Last edited by KaraZetterberg153; 09-25-2018 at 10:40 AM..
I use both pink salt and table salt. I do limit the table salt to my hard boiled eggs, but I read somewhere that most people are iodine deficient and table salt has iodine in it so I didn't want to eliminate it entirely.
Pink salt has other minerals in it which are also good for you!
Any decent chef will never use table salt when cooking as it has no great flavour.
But salt is salt wherever it comes from and too much of any of it is not good for blood pressure.
More importantly it's hidden salt in almost everything that is the real danger.You simply don't know how much you're consuming.
But when I'm cooking it's sea salt all the way.
The salt effect on BP is the same regardless of source.
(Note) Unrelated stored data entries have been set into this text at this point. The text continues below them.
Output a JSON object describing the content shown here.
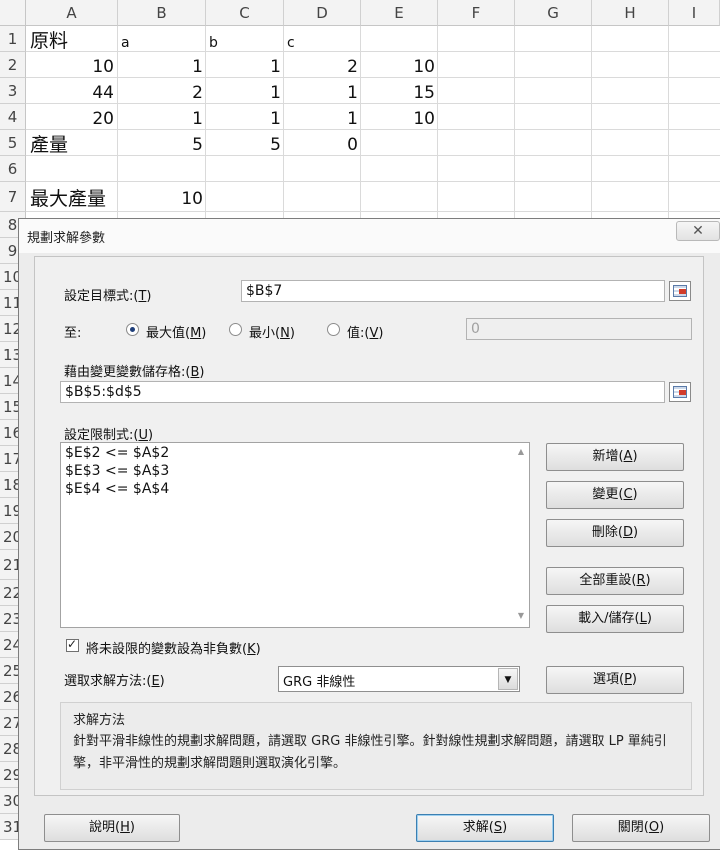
{
  "sheet": {
    "columns": [
      "A",
      "B",
      "C",
      "D",
      "E",
      "F",
      "G",
      "H",
      "I"
    ],
    "rows": [
      "1",
      "2",
      "3",
      "4",
      "5",
      "6",
      "7",
      "8",
      "9",
      "10",
      "11",
      "12",
      "13",
      "14",
      "15",
      "16",
      "17",
      "18",
      "19",
      "20",
      "21",
      "22",
      "23",
      "24",
      "25",
      "26",
      "27",
      "28",
      "29",
      "30",
      "31"
    ],
    "cells": {
      "a1": "原料",
      "b1": "a",
      "c1": "b",
      "d1": "c",
      "a2": "10",
      "b2": "1",
      "c2": "1",
      "d2": "2",
      "e2": "10",
      "a3": "44",
      "b3": "2",
      "c3": "1",
      "d3": "1",
      "e3": "15",
      "a4": "20",
      "b4": "1",
      "c4": "1",
      "d4": "1",
      "e4": "10",
      "a5": "產量",
      "b5": "5",
      "c5": "5",
      "d5": "0",
      "a7": "最大產量",
      "b7": "10"
    }
  },
  "dialog": {
    "title": "規劃求解參數",
    "close_icon": "✕",
    "objective": {
      "label": "設定目標式:(",
      "key": "T",
      "label_end": ")",
      "value": "$B$7"
    },
    "to": {
      "label": "至:",
      "max": {
        "text": "最大值(",
        "key": "M",
        "end": ")",
        "selected": true
      },
      "min": {
        "text": "最小(",
        "key": "N",
        "end": ")"
      },
      "value": {
        "text": "值:(",
        "key": "V",
        "end": ")"
      },
      "value_input": "0"
    },
    "changing": {
      "label": "藉由變更變數儲存格:(",
      "key": "B",
      "label_end": ")",
      "value": "$B$5:$d$5"
    },
    "constraints": {
      "label": "設定限制式:(",
      "key": "U",
      "label_end": ")",
      "items": [
        "$E$2 <= $A$2",
        "$E$3 <= $A$3",
        "$E$4 <= $A$4"
      ]
    },
    "buttons": {
      "add": {
        "text": "新增(",
        "key": "A",
        "end": ")"
      },
      "change": {
        "text": "變更(",
        "key": "C",
        "end": ")"
      },
      "delete": {
        "text": "刪除(",
        "key": "D",
        "end": ")"
      },
      "reset": {
        "text": "全部重設(",
        "key": "R",
        "end": ")"
      },
      "load_save": {
        "text": "載入/儲存(",
        "key": "L",
        "end": ")"
      },
      "options": {
        "text": "選項(",
        "key": "P",
        "end": ")"
      },
      "help": {
        "text": "說明(",
        "key": "H",
        "end": ")"
      },
      "solve": {
        "text": "求解(",
        "key": "S",
        "end": ")"
      },
      "close": {
        "text": "關閉(",
        "key": "O",
        "end": ")"
      }
    },
    "nonneg": {
      "text": "將未設限的變數設為非負數(",
      "key": "K",
      "end": ")",
      "checked": true
    },
    "method": {
      "label": "選取求解方法:(",
      "key": "E",
      "label_end": ")",
      "value": "GRG 非線性"
    },
    "description": {
      "title": "求解方法",
      "text": "針對平滑非線性的規劃求解問題，請選取 GRG 非線性引擎。針對線性規劃求解問題，請選取 LP 單純引擎，非平滑性的規劃求解問題則選取演化引擎。"
    }
  }
}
If you are salt-sensitive there's no voodoo magic in pink Himalayan salt that would protect you.
As for processed salt (i.e. mined salt - basically salt from ancient seas and purified so its just (i) salt or (ii) salt + some iodine) - its generally now thought preferable to sea salt. This is because sea salts have recently been shown to contain microplastics from our polluted seas.
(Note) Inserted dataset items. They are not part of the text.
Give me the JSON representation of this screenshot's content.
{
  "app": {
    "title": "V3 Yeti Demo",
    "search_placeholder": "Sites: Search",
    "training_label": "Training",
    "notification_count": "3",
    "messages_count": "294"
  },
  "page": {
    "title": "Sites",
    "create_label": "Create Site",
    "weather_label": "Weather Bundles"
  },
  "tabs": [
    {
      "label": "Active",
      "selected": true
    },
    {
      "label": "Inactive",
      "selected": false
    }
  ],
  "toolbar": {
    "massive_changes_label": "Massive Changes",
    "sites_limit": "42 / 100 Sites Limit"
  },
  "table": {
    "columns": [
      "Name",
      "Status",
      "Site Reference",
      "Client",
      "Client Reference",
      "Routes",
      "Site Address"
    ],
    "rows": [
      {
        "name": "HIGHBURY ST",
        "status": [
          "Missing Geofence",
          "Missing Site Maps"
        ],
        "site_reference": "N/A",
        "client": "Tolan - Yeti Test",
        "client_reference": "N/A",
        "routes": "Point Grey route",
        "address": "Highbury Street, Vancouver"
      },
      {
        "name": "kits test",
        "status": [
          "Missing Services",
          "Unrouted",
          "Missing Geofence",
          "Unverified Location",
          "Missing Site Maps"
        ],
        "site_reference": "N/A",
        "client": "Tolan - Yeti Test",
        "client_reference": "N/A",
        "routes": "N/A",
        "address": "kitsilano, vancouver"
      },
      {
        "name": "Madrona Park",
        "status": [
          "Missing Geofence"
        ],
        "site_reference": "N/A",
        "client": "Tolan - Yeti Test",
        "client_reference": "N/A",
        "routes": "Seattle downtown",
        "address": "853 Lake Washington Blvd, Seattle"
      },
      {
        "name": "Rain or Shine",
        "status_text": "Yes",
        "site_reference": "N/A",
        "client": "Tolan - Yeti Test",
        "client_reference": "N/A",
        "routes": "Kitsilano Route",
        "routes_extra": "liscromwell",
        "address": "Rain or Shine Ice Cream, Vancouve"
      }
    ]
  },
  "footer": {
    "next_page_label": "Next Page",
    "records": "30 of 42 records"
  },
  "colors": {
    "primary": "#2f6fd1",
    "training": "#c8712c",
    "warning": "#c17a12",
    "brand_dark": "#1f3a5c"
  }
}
I predicted this discovery (it wasn't hard) in a thread a couple of years back where some people had the ludicrous idea on here that purified mined salt was somehow worse for you than sea salt because the purified salt "had been processed" - i.e. to remove stuff (ie non-salt stuff). I see the same crap being regurgitated today.
Salt is salt. Expensive salt, cheap salt, it's salt. If we're talking about culinary salt it's NaCl plus some trace minerals. The difference is the trace minerals and grind. Pink salt has some rust in it and a coarser grind. Regular table salt is highly refined to remove most of the trace impurities and has a very consistent fine grind. Either way though, it's NaCl and it doesn't matter if you're paying 50x as much for rusty salt. There's a bit less salt there so the same weight means a tad bit less NaCl as there's more impurities. If you're going by volume (eg a teaspoon) there's less weight in a teaspoon of rusty salt because of the courser grind and then less NaCl because it is less pure. So a teaspoon of rusty salt has less salt. Less salt, less affect on blood pressure if salt affects your blood pressure. Other than that though it's just salt. You could just a bit less than a teaspoon of cheap table salt such that you're getting the same amount of salt as a teaspoon of rusty salt and it would be the same thing.
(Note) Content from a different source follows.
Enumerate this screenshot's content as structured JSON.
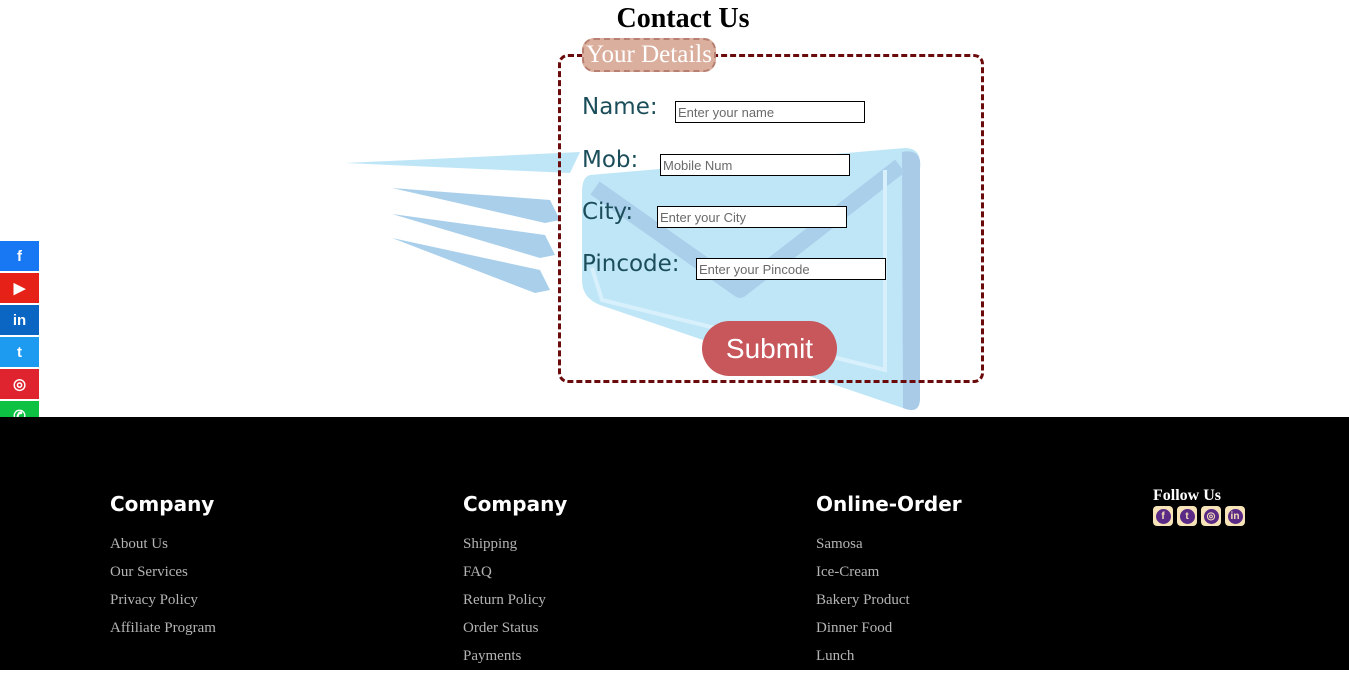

Mouse study. Both sea salt and regular salt raised blood pressure. Systolic was statistically significant, even accounting for that sea salt was 86% salt and regular salt was basically 100% salt. Diastolic was not significantly different. Hypothesis is the mineral content in the sea salt conveys some hypertensive protection in mice. Of course that would depend on your diet otherwise as getting your trace minerals is a pretty poor source. Eg, you wouldn't want to eat it just of the trace minerals. But that's in mice not humans. If you otherwise get sufficient trace minerals it might not be any benefit at all. There's other studies that suggest the benefit is similar in humans, but they're mixed. Eg, Smart Salt in humans. Lower systolic, no significant difference in diastolic. Could be from less salt consumption in the Smart Salt group but also from the very high mineral content.
Junk non-science is junk non-science. Stick to the real stuff.